Nel secondo Ottocento la Veduta era collocata in un salotto del Palazzo d’Inverno a San Pietroburgo, come attestano i documenti ed un acquerello di Eduard Heu, raffigurante l’interno di una sala di quella dimora imperiale (1872; San Pietroburgo, Museo dell’Ermitage, inv. n° OP-14419): vi si vedono riprodotti, ai lati di un camino con specchiera, la Veduta del golfo di Napoli presa dalla terrazza del Real Palazzo, di Smargiassi (vedi scheda….Smargiassi), e questa Veduta del golfo di Napoli dai giardini reali di Portici, di Carelli. Dopo la caduta della monarchia la tela fu trasferita nei depositi dell’Ermitage e nel 1928, dichiarata di scarso interesse storico, fu immessa sul mercato.

La Veduta da Portici fu firmata da Carelli col solo nome Gonzalvo mentre sul retro si legge una scritta col suo nome e cognome e la data 1841 che contrasta con l’altra del 1846 riportata da Lieven. Appare evidente che l’opera fu sottoposta ad un restauro nel primo Novecento. In tale occasione fu rifoderata e sulla nuova tela, ora difficile da rimuovere, dovettero essere riscritte le generalità dell’autore e la data, salvo incorrere in un errore di trascrizione, riportando l’uno al posto del sei. Ritengo che la data giusta sia il 1846 e che il barone la ricavò dalla scritta originale dipinta sul retro della prima tela. Fra l’altro non si hanno notizie di committenze effettuate da Nicola I anteriormente al 1845, neppure ad altri artisti più noti di Carelli.

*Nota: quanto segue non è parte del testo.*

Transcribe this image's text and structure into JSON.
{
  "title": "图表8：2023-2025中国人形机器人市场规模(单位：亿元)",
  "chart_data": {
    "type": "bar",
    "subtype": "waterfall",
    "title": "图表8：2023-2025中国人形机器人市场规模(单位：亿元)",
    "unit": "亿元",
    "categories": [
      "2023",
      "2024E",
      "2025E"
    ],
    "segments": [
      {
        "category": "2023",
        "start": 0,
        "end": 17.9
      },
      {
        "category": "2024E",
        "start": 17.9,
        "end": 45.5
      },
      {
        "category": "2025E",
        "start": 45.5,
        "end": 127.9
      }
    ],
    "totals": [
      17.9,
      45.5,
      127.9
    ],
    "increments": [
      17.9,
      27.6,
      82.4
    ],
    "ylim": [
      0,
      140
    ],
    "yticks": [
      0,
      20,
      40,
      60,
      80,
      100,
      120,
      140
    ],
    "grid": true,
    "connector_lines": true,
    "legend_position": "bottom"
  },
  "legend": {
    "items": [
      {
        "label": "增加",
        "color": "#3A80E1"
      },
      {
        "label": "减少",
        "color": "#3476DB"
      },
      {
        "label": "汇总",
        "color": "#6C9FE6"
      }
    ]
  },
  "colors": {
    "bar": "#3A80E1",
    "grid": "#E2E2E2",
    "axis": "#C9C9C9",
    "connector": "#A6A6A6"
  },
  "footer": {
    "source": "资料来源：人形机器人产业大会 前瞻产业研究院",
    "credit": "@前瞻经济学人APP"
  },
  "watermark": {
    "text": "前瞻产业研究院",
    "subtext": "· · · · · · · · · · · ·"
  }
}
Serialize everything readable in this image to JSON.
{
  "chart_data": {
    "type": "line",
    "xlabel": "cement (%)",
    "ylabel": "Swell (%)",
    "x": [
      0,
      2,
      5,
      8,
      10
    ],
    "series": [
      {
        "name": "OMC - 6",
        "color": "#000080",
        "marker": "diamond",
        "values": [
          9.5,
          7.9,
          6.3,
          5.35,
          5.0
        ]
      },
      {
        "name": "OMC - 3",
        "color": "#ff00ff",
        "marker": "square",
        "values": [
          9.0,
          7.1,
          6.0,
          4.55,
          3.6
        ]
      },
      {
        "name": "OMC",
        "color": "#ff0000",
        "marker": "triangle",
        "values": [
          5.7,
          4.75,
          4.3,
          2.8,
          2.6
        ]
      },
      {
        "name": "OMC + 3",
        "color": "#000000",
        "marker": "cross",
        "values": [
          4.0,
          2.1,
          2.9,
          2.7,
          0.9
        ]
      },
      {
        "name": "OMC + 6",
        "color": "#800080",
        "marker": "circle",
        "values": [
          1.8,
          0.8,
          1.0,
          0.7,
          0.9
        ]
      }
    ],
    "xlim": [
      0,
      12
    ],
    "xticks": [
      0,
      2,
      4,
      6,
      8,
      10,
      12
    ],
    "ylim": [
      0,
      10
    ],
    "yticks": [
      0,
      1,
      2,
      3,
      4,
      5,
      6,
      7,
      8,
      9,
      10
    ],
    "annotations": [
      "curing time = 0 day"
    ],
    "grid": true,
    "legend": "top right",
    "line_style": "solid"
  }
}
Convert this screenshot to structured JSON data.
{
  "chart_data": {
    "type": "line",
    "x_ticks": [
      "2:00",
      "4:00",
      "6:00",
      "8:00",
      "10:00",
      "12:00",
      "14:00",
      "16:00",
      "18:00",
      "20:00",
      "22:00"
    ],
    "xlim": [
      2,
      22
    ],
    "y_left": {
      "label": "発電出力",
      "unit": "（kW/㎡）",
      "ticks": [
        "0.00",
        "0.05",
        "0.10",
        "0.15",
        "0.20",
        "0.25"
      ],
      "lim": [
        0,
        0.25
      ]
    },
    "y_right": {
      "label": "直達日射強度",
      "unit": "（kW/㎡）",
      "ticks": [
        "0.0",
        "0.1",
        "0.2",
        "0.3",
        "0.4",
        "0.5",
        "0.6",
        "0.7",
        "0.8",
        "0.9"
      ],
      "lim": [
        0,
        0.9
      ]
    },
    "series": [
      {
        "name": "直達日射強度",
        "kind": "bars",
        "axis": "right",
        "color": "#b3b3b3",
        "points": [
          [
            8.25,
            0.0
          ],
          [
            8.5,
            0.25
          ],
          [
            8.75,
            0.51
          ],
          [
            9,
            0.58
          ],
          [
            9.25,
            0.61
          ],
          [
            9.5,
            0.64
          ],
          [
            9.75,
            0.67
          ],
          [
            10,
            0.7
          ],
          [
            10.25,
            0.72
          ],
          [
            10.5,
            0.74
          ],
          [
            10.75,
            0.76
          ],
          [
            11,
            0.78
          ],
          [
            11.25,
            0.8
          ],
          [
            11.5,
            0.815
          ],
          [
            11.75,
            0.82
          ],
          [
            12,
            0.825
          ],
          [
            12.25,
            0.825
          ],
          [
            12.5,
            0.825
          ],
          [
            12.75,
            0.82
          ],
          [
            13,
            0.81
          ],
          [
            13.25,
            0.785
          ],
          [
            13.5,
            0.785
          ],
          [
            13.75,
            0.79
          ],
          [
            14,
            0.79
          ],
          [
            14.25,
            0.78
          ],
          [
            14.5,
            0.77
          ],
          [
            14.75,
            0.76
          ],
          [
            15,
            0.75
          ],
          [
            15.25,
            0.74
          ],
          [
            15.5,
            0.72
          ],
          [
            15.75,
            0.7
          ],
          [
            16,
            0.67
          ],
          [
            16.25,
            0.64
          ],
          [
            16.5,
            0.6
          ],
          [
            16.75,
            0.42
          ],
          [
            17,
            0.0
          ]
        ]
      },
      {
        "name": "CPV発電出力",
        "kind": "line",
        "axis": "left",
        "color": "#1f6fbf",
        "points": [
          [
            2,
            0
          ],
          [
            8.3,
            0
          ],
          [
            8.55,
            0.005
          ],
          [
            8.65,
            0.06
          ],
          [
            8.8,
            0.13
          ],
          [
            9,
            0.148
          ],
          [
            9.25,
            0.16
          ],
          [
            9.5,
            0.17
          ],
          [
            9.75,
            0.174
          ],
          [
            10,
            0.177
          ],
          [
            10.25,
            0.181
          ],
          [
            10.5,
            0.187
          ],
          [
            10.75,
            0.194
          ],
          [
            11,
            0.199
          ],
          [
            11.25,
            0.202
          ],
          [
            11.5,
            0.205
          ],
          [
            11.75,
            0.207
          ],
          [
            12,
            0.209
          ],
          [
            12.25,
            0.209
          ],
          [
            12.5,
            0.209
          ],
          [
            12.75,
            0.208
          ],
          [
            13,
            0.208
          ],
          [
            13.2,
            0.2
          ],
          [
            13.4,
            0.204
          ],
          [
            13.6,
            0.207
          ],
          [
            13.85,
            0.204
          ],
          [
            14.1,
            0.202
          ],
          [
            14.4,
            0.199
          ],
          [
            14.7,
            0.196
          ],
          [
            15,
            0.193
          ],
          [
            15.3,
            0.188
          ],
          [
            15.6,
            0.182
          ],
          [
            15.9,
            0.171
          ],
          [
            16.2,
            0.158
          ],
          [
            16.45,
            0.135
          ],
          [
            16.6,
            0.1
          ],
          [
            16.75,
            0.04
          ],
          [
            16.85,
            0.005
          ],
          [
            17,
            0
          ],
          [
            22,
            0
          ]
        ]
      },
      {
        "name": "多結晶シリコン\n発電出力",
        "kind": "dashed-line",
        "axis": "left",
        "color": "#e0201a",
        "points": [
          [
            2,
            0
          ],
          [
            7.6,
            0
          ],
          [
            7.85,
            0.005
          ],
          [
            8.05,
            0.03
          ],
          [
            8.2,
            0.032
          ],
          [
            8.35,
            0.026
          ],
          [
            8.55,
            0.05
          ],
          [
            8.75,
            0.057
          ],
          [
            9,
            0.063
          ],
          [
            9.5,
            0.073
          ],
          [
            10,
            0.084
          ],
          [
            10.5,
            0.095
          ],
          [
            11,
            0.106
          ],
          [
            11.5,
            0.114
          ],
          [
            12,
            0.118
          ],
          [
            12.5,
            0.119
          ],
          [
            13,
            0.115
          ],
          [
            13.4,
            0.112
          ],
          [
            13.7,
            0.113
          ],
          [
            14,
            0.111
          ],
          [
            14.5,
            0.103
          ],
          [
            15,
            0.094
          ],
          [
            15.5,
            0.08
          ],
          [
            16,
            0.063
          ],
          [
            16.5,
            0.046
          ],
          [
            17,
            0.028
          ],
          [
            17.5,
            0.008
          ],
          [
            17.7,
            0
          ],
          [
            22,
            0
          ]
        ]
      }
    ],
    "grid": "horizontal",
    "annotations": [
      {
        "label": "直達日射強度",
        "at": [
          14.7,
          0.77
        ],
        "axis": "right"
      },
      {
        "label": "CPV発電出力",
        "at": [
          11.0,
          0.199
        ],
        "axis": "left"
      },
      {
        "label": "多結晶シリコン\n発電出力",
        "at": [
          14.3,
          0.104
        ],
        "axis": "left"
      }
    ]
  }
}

Alcune esperienze napoletane dello Zar sono fondamentali per comprendere le novità iconografiche di uno dei quadri richiesti a Smargiassi (vedi scheda…. Smargiassi). E’ possibile che anche la scelta del punto di vista di questa veduta di Carelli, non del tutto nuova, sia stata motivata dal ricordo della visita alla Reggia di Portici, svolta dal sovrano il giorno 11 di dicembre 1845 (Giornale del Regno 12 dicembre 1845, p. 1088). In quest’opera l’artista mostra la sua capacità di comporre su grandi superfici e di venire incontro al gusto della committenza più aulica e sofisticata. In tal caso egli non può rappresentare una realtà pervasa di emozioni, secondo i migliori dettami di Pitloo e dei pittori posillipisti, ma deve ricercare la bella composizione, con gli elementi naturali disposti in maniera scenografica, non necessariamente seguendo la loro vera disposizione. Un lavoro condotto in studio, con l’ausilio degli appunti presi dal vero: così querce e pini si collocano sui lati a mo’ di quinte sceniche, la roccia e l’agave si rivelano ingredienti tipici del repertorio di Gonzalvo e la stessa descrizione dell’arco del golfo presenta delle forzature per meglio evidenziarne dei punti. E ad animare questa scenografia si muovono animali e cacciatori, ben descritti come sapeva fare Carelli. Dipinti di questo genere sono tipici di quegli anni e risentono del gusto classicheggiante, ispirato a Claude o a Poussin, approfondito tramite la conoscenza dei paesaggisti francesi.